Temelleri 19’uncu yüzyılın başında atılan Armeria Reale, günümüzde Avrupa’daki en iyi silah müzelerinden. Tarih öncesinin silahları en ilgi çeken bölümlerden. Meraklılarını müzeye çeken ise 14’üncü yüzyıl İtalyan silahları.
İtalya’da modern sanata ilk kucak açan şehirler Floransa ve Torino. Bu birikimi Modern Sanat Galerisi’ndeki (CAM) 45 bin parçalık resim, fotoğraf ve heykel koleksiyonunda göreceksiniz. Müzenin kütüphanesi ve fotoğraf galerisi de ziyaretçilerin hizmetinde (www.gamtorino.it).

Tarihe geçen otomobiller

FIAT (Fabbrica Italiana Automobili Torino) markası şehir için çok önemli çünkü bu marka Torino’yu ülkenin otomotiv merkezine dönüştürmüş. Museo dell’Automobile koleksiyonuyla bu önemi vurguluyor, otomobil sanayiinin dünya tarihindeki yolculuğunu anlatıyor. 100 ülkeden 200 civarında aracın sergilendiği Otomobil Müzesi teknoloji ve insanoğlunun beğenilerindeki değişimi de ortaya koyuyor (www.museoauto.it). FIAT’ın Lingotto semtinde 1923’te yapılan fabrikası bugün kültür ve alışveriş merkezi. Bir katı, fabrikanın sahibi Agnelli Ailesi’nin sanat koleksiyonuna ayrılmış. 10 yıl önce açılan Agnelli Sanat Galerisi’nde Picasso, Manet, Renoir, Canaletto gibi sanatçıların eserleri yer alıyor (www.pinacoteca-agnelli.it).

Savoy’ların sarayı UNESCO Dünya Mirası

Bölgeyi uzun yıllar yöneten Savoy Hanedanı’nın Venaria Sarayı, 1997’den bu yana UNESCO Dünya Mirası Listesi’nde. Kent merkezine 8 kilometre uzaklıktaki saray 1675’de dükün av keyfine katkıda bulunmak için yaptırılmış. Duvarlarını bereket boynuzları, istiridye kabukları, meyve motifleri, rengarenk seramikler süslüyor. Sergilenen geniş resim, heykel koleksiyonu da hayranlık uyandırıyor. İçindeki 18’inci yüzyıldan kalma kilisenin freskleri mükemmel (www.lavenaria.it).

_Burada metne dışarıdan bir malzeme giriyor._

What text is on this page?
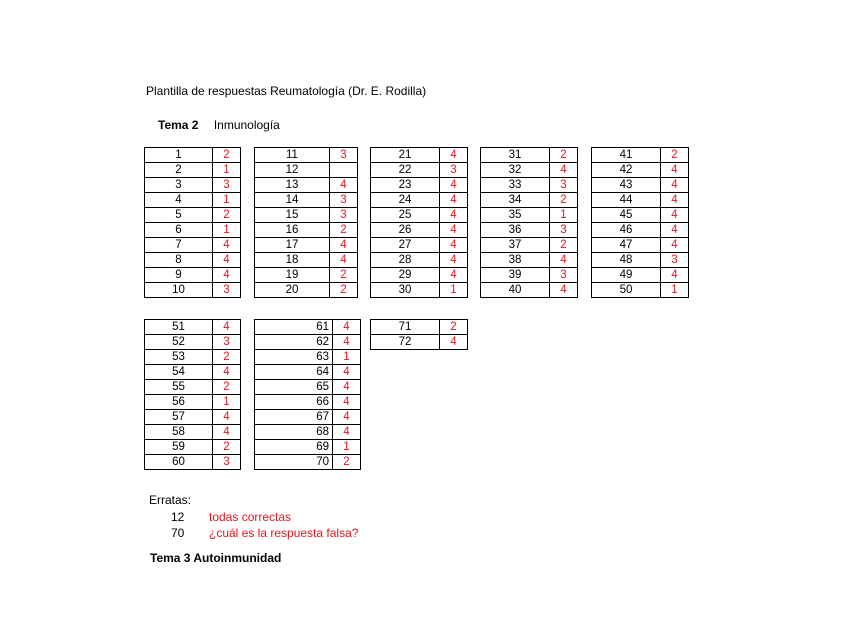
Plantilla de respuestas Reumatología (Dr. E. Rodilla)
Tema 2 Inmunología
1	2
2	1
3	3
4	1
5	2
6	1
7	4
8	4
9	4
10	3
11	3
12	
13	4
14	3
15	3
16	2
17	4
18	4
19	2
20	2
21	4
22	3
23	4
24	4
25	4
26	4
27	4
28	4
29	4
30	1
31	2
32	4
33	3
34	2
35	1
36	3
37	2
38	4
39	3
40	4
41	2
42	4
43	4
44	4
45	4
46	4
47	4
48	3
49	4
50	1
51	4
52	3
53	2
54	4
55	2
56	1
57	4
58	4
59	2
60	3
61	4
62	4
63	1
64	4
65	4
66	4
67	4
68	4
69	1
70	2
71	2
72	4
Erratas:
12	todas correctas
70	¿cuál es la respuesta falsa?
Tema 3 Autoinmunidad
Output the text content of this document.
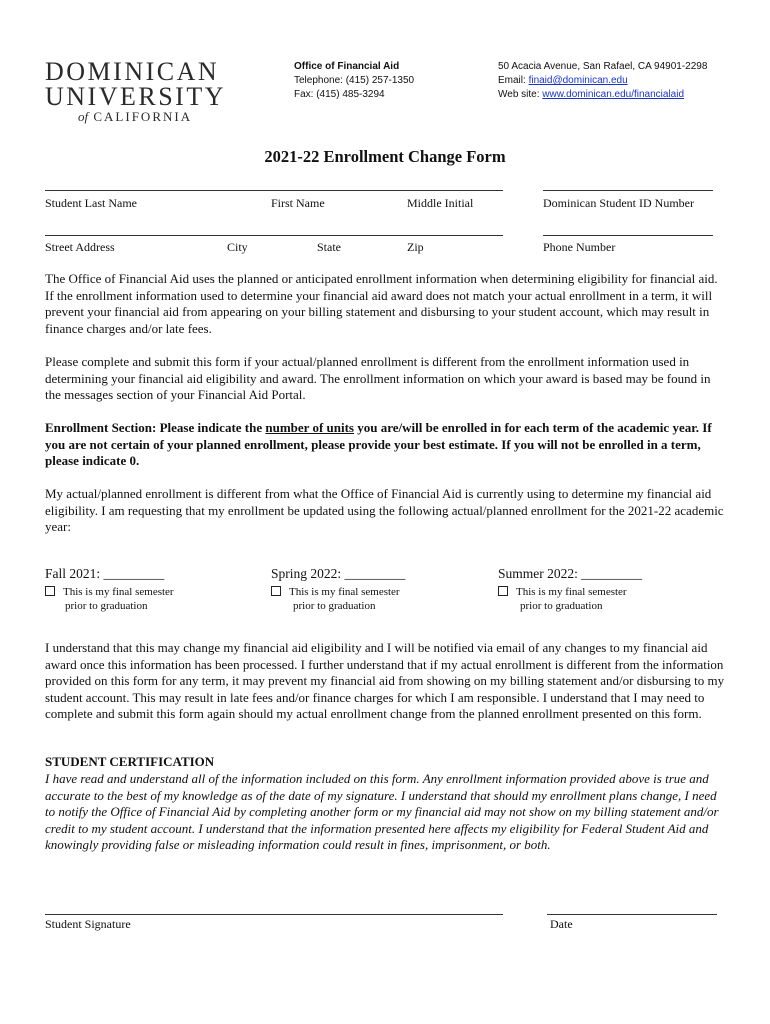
DOMINICAN
UNIVERSITY
of CALIFORNIA
Office of Financial Aid
Telephone: (415) 257-1350
Fax: (415) 485-3294
50 Acacia Avenue, San Rafael, CA 94901-2298
Email: finaid@dominican.edu
Web site: www.dominican.edu/financialaid
2021-22 Enrollment Change Form
Student Last Name	First Name	Middle Initial	Dominican Student ID Number
Street Address	City	State	Zip	Phone Number
The Office of Financial Aid uses the planned or anticipated enrollment information when determining eligibility for financial aid. If the enrollment information used to determine your financial aid award does not match your actual enrollment in a term, it will prevent your financial aid from appearing on your billing statement and disbursing to your student account, which may result in finance charges and/or late fees.
Please complete and submit this form if your actual/planned enrollment is different from the enrollment information used in determining your financial aid eligibility and award. The enrollment information on which your award is based may be found in the messages section of your Financial Aid Portal.
Enrollment Section: Please indicate the number of units you are/will be enrolled in for each term of the academic year. If you are not certain of your planned enrollment, please provide your best estimate. If you will not be enrolled in a term, please indicate 0.
My actual/planned enrollment is different from what the Office of Financial Aid is currently using to determine my financial aid eligibility. I am requesting that my enrollment be updated using the following actual/planned enrollment for the 2021-22 academic year:
Fall 2021: _________
This is my final semester
prior to graduation
Spring 2022: _________
This is my final semester
prior to graduation
Summer 2022: _________
This is my final semester
prior to graduation
I understand that this may change my financial aid eligibility and I will be notified via email of any changes to my financial aid award once this information has been processed. I further understand that if my actual enrollment is different from the information provided on this form for any term, it may prevent my financial aid from showing on my billing statement and/or disbursing to my student account. This may result in late fees and/or finance charges for which I am responsible. I understand that I may need to complete and submit this form again should my actual enrollment change from the planned enrollment presented on this form.
STUDENT CERTIFICATION
I have read and understand all of the information included on this form. Any enrollment information provided above is true and accurate to the best of my knowledge as of the date of my signature. I understand that should my enrollment plans change, I need to notify the Office of Financial Aid by completing another form or my financial aid may not show on my billing statement and/or credit to my student account. I understand that the information presented here affects my eligibility for Federal Student Aid and knowingly providing false or misleading information could result in fines, imprisonment, or both.
Student Signature	Date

Şubatta klasik otomobil martta çikolata şenliği

Geçen haftayı Uluslararası Anima Tango Festivali kapsamında dünyanın en iyi tango dasçılarını izleyerek geçiren Torino’lular bu hafta da şehri geceleri ışıklarla güzelleştiren Luci d’Artista’yı izliyor. Hafta sonuna kadar 19 sanatçının tarihi binalardaki ışıklı enstalasyonları sürecek. Festival kapsamında Çiçek Hali’ne neonlarla Türkçe dahil pekçok dilde “Farklılığı sevmek” yazıldı. Kent şubatta klasik otomobil meraklılarını ağırlayacak. Automotoretto’yu, martta Vittorio Veneto Meydanı’nda düzenlenecek CioccolaTO, yani konserli, tadımlı Çikolata Festivali izleyecek. Güzel Sanatlar Akademisi’nin kültürel değişimi eksen alan, Piemonte Festivali de martta.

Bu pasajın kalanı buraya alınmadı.